Gaspard
Frédérik Mey
On disait qu'il venait d'Angers, qu'il ne savait pas dire un mot Et sur la place du marché, il fut entouré de badauds Les uns chuchotaient "Il n'est pas normal", D'autres criaient "C'est un animal Mais qu'est-ce que vous attendez donc pour chasser cet idiot, Pour chasser cet idiot"? Ses cheveux lui tombaient en mèches; il se tenait recroquevillé "C'est le diable qui l'empêche de marcher la tête levée" Le curé lui tendit un pot de lait Qu'il lapa bruyamment et d'un seul trait "Faudrait qu'on l'abreuve à la crèche, c'est Satan incarné". Mon père qui, en ce temps-là, était maître d'école au village Alla vers lui, tendant son bras malgré les mots de l'entourage Mon père lui parla doucement L'étranger murmura en bégayant Un nom qui sonnait par endroit comme le nom de Gaspard.
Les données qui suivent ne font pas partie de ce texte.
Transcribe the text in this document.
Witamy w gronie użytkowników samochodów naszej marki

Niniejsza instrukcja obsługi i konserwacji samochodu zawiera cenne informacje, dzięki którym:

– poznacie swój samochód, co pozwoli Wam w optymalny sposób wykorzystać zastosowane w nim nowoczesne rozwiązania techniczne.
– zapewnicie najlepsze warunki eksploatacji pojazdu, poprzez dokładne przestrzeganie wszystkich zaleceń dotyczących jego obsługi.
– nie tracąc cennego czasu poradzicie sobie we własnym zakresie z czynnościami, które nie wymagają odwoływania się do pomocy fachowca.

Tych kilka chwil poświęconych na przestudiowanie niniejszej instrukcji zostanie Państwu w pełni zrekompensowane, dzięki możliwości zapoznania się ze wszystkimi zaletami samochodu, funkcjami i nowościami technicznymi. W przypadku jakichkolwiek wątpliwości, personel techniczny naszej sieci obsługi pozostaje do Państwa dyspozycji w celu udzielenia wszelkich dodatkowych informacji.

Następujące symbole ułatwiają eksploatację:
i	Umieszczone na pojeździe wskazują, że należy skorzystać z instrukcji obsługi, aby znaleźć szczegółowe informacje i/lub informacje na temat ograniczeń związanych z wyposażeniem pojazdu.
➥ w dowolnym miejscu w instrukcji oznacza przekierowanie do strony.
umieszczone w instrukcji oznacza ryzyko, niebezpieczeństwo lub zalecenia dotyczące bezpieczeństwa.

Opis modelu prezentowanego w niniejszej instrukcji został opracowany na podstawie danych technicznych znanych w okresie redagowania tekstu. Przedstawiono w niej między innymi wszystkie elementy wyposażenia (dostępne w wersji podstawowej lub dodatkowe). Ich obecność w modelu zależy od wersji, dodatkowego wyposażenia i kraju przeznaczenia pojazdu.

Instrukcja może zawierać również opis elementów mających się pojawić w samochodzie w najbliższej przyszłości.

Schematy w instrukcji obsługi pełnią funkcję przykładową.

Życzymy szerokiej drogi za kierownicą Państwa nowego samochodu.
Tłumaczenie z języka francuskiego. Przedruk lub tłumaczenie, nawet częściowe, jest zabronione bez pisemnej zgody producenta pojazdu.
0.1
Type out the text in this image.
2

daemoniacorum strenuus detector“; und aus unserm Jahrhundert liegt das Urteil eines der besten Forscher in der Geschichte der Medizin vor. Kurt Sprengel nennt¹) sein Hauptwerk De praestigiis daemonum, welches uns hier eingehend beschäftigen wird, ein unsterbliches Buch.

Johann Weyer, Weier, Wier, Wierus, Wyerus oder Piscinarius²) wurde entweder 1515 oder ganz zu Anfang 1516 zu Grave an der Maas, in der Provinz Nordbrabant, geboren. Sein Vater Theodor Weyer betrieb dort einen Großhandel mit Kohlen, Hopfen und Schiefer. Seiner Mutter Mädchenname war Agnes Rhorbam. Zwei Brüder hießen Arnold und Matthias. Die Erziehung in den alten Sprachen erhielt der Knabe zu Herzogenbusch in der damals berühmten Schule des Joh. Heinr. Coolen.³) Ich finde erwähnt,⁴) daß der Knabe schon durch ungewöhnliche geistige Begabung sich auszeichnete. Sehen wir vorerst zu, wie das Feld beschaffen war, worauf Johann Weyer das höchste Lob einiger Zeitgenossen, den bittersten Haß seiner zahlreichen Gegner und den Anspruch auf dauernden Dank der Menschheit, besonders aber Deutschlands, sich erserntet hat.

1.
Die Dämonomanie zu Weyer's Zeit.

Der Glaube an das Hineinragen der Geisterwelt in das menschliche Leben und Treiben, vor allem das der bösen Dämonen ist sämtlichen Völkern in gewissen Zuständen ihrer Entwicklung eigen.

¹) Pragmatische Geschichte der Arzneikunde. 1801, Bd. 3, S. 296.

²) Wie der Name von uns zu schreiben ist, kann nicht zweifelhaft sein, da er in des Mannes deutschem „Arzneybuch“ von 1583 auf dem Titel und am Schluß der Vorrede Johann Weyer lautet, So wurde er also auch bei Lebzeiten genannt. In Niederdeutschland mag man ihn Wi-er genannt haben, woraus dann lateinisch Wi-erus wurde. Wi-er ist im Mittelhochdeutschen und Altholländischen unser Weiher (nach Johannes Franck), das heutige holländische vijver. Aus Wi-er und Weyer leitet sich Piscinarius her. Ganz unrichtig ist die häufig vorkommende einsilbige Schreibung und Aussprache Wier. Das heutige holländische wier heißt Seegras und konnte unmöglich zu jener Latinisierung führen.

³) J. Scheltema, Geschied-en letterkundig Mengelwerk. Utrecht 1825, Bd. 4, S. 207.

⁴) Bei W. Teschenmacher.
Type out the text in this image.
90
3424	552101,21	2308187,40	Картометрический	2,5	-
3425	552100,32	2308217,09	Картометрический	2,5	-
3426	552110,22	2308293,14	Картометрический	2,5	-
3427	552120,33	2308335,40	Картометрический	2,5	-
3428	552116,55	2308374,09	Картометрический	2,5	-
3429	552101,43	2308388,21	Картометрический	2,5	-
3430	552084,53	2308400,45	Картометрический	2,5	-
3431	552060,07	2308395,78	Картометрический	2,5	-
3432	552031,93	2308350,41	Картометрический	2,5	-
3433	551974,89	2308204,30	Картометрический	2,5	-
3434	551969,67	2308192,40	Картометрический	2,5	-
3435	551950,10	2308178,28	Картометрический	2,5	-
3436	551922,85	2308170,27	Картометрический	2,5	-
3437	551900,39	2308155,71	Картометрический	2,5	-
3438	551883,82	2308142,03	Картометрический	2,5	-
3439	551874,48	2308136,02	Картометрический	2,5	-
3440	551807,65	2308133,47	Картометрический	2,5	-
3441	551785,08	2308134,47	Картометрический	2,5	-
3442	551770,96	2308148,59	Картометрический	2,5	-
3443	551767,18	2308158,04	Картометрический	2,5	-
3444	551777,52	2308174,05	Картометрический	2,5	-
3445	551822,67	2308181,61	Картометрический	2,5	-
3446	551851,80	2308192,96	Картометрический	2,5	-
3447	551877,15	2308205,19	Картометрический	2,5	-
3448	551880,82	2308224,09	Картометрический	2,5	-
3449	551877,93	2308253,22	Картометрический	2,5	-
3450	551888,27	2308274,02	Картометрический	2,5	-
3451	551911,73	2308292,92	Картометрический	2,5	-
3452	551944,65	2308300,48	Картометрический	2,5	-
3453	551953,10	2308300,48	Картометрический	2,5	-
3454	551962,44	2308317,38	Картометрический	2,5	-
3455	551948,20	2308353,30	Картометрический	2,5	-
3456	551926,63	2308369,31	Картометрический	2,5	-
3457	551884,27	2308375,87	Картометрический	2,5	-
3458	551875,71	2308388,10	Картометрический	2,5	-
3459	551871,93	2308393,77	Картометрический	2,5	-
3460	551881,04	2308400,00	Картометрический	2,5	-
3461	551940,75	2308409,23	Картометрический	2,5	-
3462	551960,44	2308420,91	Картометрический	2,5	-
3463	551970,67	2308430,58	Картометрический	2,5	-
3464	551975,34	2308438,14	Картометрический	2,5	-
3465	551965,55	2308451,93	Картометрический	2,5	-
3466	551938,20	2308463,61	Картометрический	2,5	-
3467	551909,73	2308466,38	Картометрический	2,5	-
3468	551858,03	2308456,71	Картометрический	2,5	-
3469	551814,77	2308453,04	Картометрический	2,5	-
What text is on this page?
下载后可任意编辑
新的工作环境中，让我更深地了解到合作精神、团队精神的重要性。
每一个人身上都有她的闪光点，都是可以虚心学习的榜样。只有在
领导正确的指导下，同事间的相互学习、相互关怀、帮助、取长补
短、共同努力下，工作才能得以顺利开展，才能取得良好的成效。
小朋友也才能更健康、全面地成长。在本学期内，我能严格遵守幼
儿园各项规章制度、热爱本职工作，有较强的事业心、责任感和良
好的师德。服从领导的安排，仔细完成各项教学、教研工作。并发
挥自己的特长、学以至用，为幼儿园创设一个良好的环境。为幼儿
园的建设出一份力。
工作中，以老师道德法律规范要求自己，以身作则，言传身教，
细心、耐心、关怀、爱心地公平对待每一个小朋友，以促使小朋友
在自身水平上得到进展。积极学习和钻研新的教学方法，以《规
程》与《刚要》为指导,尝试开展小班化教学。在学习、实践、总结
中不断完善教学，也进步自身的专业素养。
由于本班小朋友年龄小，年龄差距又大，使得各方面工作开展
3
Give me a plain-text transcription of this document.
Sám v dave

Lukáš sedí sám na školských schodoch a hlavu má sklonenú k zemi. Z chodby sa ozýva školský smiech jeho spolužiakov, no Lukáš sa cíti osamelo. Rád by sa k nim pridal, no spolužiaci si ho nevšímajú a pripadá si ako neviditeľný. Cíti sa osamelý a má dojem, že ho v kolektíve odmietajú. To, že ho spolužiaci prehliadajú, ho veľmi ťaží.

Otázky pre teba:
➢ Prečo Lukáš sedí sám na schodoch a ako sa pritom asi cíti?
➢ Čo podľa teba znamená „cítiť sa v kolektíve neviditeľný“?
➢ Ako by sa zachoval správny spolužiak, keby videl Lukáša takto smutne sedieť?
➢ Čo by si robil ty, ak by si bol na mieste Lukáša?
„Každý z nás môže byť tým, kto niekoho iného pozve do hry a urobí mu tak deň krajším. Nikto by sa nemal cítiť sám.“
Mon père le prit avec lui et Gaspard hésita un peu Ma mère lui lava ses habits et lui coupa les cheveux Mon père alors lui apprit à parler A lire, à écrire et à calculer Mon père disait de lui "Quel garçon prodigieux!". Près de l'école, il y avait un champ de quelque cinq hectares Que la commune nous baillait; j'y travaillais avec Gaspard Comme la récolte était bonne Après les dures journées d'automne Les paysans nous maudissaient quand on rentrait le soir. Plus tard, après Noël passé, nos soirées devinrent plus rares Et puis vint ce jour de janvier étouffé d'un épais brouillard Gaspard ne rentra pas pour le repas Moi, je guettais le bruit de son pas Mon père gronda excédé "Mais que fait donc Gaspard ?" On l'a trouvé au petit matin, dans la neige, rouge de sang Couché dans le petit chemin qui va de l'école au champ Ses yeux ne reflétaient pas la peur Mais seulement une infinie stupeur Ou comme l'immense chagrin d'être haï autant. Un commissaire de passage enquêta fort hâtivement L'abbé fit le discours d'usage qui nous consola tous bougrement Le champ depuis est resté en jachère Les gens, les chiens ne nous font plus la guerre Quand je vais au village par le chemin des champs.